Typiquement, il ressort que le système scolaire mahorais n’assure plus la construction de l’intelligence collective : à une baisse continue des compétences fondamentales (lire, écrire et compter), s’ajoute à un appauvrissement vertigineux du langage. Les rapports sont nombreux. Ceux-ci démontrent le rétrécissement du champ lexical et un appauvrissement de la langue. Il ne s’agit pas seulement de la diminution du vocabulaire utilisé, mais aussi des subtilités de la langue qui permettent d’élaborer et de formuler une pensée complexe […]. Ici, les élèves sont irrémédiablement réfractaires à la lecture. Plus un seul livre lu sur une année entière. Pis, même les parents bien insérés socialement, boivent leur fortune dans une tablette et l’achat du dernier Smartphone. Ils dédaignent d’offrir à leur enfant [en livre de poche] Les Pensées de Pascal, La Parure de Guy de Maupassant, Germinal d’Emile Zola ou encore Brulante est ma terre, d’Abdou Salam Baco. Pourtant, l’histoire est riche d’exemples : elle démontre la place du livre et de l’écrit chez l’enfant. Car, il n’y a pas de pensée critique sans pensée. Et il n’y a pas de pensée sans mots. Comment construire une pensée hypothético déductive sans maitrise du conditionnel ? Comment envisager l’avenir sans conjugaison au futur ? Comment appréhender une temporalité, une succession d’éléments dans le temps qu’ils soient passés ou à venir, ainsi que leur durée relative, sans une langue qui fait la différence entre ce qui aurait pu être, ce qui a été, ce qui est, ce qui pourrait advenir, et ce qui sera après que ce qui pourrait advenir soit advenu ?

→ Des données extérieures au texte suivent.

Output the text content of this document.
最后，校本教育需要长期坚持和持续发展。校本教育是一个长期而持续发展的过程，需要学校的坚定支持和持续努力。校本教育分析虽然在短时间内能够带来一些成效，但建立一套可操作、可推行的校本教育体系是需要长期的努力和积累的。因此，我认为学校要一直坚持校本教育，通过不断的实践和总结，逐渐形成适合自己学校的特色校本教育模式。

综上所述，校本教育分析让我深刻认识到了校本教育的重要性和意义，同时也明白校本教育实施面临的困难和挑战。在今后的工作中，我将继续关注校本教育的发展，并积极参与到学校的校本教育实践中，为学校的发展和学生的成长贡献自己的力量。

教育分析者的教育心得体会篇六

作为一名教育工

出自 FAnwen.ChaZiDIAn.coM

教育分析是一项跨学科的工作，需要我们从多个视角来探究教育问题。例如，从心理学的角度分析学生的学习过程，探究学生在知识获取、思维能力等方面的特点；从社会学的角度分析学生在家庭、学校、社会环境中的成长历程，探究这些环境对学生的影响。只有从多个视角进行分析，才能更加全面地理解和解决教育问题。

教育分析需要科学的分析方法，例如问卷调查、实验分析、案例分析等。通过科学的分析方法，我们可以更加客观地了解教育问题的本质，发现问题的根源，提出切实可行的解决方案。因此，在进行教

Aujourd’hui enseigner et pratiquer la langue dans ses formes les plus variées, même si elle semble compliquée, parce que dans cet effort se trouve la liberté, ne semble plus être un sacerdoce. Il y a ceux qui expliquent qu’il faut simplifier l’orthographe, purger la langue de ses « défauts », abolir tous les genres, les temps, les nuances, tout ce qui crée de la complexité, ils sont des fossoyeurs de l’esprit humain. Car, il n’y a pas de libertés sans exigences. Il n’y a pas de beauté sans la pensée de la beauté.
L’école est-elle ce levier par lequel la société peut gommer les inégalités de classes qui s’y cristallisent ? Il y a là une double lecture qu’on peut en faire et les deux pôles qui s’y entrecroisent se focalisent d’abord sur la figure du maître… et de l’homme politique.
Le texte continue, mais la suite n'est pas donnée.